Martin Schultz is the group leader of the Earth System Data Exploration research group at the Jülich Supercomputing Center. He has more than 30 years of experience in working with atmospheric data and numerical modeling of atmospheric composition and climate. He has authored and co-authored more than 130 publications and has been listed as a highly cited researcher in the field of environmental sciences in 2017 and 2020. He is an ERC Advanced Grant holder (IntelliAQ) where he explores the potential of machine learning for the analysis of air quality data.

Bing Gong

Bing Gong is a postdoctoral researcher at the Jülich Supercomputing Center since 2019. Her current duties in the group are developing state-of-art scalable deep learning neural networks with a focus on time series prediction and video frame prediction in weather and air quality applications.

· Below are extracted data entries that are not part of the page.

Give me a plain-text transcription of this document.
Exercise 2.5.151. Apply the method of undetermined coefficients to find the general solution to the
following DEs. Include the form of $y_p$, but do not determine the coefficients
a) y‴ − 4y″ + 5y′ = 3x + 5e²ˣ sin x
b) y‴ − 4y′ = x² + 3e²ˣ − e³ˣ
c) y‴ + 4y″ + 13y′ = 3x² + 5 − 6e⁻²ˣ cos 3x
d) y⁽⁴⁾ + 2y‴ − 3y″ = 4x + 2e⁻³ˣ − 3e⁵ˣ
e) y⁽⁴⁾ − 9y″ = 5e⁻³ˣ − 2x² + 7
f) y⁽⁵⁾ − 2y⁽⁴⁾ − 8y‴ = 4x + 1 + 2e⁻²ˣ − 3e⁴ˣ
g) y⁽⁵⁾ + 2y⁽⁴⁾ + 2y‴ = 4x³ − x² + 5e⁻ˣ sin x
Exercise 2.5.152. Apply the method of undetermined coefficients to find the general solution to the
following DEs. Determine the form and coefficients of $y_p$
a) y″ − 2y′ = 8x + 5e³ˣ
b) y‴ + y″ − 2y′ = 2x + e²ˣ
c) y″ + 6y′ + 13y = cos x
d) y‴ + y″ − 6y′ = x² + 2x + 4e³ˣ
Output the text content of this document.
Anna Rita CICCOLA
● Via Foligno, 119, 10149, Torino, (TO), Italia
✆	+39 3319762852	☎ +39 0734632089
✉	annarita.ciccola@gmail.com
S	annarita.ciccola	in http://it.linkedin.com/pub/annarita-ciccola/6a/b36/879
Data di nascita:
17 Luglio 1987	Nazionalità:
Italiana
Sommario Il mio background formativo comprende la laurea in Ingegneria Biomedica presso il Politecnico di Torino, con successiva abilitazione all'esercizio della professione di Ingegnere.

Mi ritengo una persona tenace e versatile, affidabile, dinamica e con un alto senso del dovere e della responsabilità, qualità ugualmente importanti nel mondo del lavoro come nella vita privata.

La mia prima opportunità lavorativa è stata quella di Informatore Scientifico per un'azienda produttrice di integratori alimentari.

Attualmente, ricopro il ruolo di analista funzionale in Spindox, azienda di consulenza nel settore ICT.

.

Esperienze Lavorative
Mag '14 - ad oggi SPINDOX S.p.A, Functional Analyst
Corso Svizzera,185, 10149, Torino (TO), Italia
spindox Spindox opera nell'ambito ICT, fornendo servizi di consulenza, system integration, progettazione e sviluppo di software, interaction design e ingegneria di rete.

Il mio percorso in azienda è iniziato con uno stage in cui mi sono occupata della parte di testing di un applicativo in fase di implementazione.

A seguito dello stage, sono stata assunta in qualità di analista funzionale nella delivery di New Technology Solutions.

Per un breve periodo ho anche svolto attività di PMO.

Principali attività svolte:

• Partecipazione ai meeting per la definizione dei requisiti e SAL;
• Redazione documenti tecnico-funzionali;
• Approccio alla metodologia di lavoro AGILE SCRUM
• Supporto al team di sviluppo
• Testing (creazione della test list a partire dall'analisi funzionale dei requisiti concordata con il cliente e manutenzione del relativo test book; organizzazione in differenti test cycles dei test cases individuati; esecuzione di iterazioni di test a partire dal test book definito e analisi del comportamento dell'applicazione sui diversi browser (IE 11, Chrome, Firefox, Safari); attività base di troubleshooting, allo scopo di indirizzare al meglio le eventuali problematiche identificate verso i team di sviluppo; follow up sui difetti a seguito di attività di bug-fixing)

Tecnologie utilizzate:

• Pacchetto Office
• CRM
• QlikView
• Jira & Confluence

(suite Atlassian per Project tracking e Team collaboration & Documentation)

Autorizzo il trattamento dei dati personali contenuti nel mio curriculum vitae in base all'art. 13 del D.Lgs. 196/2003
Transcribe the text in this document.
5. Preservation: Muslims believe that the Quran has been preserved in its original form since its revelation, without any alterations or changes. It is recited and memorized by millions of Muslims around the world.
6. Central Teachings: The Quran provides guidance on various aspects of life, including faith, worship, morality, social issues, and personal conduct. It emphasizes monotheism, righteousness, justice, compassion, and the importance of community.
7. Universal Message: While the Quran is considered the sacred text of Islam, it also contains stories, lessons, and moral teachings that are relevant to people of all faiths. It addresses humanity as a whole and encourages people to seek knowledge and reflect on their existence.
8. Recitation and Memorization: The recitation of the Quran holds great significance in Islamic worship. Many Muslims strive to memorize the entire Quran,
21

She obtained her Ph.D. in the field of artificial intelligence in the application of environmental science and energy from the Technical University of Madrid, Spain, in July 2017.

Michael Langguth

Michael Langguth holds a Master degree in Physics of the Earth and Atmosphere from the Rheinische Friedrich-Wilhelms-University of Bonn. During his PhD he implemented a hybrid parametrization scheme for deep convection in the ICOsahedral Non‐hydrostatic (ICON) model developed by the DWD and the MPI-M. His current research interests focus on machine learning for atmospheric Earth system, combined with expertise from numerical modelling.

Scarlet Stadtler

Scarlet Stadtler is a postdoctoral associate at the Jülich Supercomputing Centre (JSC). Her research focuses on explainable machine learning and uncertainty quantification. She is a trained meteorologist and atmospheric chemist, she applies data-driven techniques in air quality research. As PI of the KISTE project, AI strategy for Earth System data, she leads the construction of an Earth-AI software platform and Earth-AI e-learning platform.